Он был рад, что голос ее не очень красив. Ему нравились девушки с приятными низкими голосами, а ее голос был не приятен и не низок. Разговаривала она всегда громко, резко и гнусаво, и если Юаня одолевал страх при виде ее ласкового взгляда или он случайно оказывался рядом с ней за столом и невольно ронял взгляд на ее белую шею, он всякий раз радовался, что у нее такой неприятный голос… Вскоре Юань заметил в ней и другие неприятные черты. Она совсем не помогала матери по дому, а когда за едой мать просила ее принести из кухни что-нибудь забытое, она вставала, надув губы, и ворчала: «Вечно ты все забываешь, ма, когда накрываешь на стол!» Ни за что на свете она не согласилась бы опустить руки в воду с примесью жира или грязи, так она берегла их белизну и красоту.

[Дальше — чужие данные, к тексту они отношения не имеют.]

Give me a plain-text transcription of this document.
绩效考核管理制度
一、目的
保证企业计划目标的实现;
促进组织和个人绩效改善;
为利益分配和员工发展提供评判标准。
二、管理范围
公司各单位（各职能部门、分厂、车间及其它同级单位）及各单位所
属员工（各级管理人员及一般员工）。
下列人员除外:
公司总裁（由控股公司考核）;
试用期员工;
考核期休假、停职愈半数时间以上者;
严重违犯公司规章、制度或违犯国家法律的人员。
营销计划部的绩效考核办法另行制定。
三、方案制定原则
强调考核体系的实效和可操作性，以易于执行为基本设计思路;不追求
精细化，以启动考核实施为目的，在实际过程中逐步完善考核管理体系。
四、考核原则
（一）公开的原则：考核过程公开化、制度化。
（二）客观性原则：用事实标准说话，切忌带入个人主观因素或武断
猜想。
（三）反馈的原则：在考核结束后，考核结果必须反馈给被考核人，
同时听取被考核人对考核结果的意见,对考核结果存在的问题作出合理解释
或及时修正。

Все эти шесть лет Юань радовался ее неприятным повадкам и нарочно себе о них напоминал. Он мог залюбоваться ее хорошенькими бойкими ручками и тут же говорил себе, что они ленивы и не служат никому, кроме нее самой, а девичьим рукам не пристало быть такими, и хотя ее случайная близость по-прежнему иногда вызывала волнение в его душе, он тут же вспоминал первые два слова, которые он услышал здесь в свой адрес. Для этой девушки он тоже чужеземец. Вспоминая это, он вспоминал и о том, насколько чужды друг другу его и ее плоть, и вновь холодно отстранялся, и довольствовался одинокой жизнью.
Нет, говорил он себе, с девушками покончено. Они могут предать, а если его предадут здесь, на чужбине, за помощью обратиться будет не к кому. Нет, лучше держаться подальше от девушек. И Юань сторонился хозяйкиной дочери, и никогда не позволял своему взгляду падать на ее грудь, и отвечал упрямым отказом на все приглашения сходить вместе на танцы, ибо ей порой хватало бесстыдства открыто его приглашать.
И все же бывали ночи, когда Юань не мог заснуть. Он ворочался в постели, вспоминал погибшую революционерку и гадал одновременно с грустью и свербящим любопытством, что же это вспыхивает так жарко между мужчиной и женщиной любой страны. Впрочем, любопытство было праздное, поскольку Юань так и не узнал ту девушку, и она подло с ним обошлась. Лунными ночами спалось особенно плохо. Когда он все-таки засыпал, то вскоре просыпался среди ночи и долго наблюдал за молчаливым танцем теней, отбрасываемых ветвями деревьев на белую стену мансарды, сияющую в лунном свете.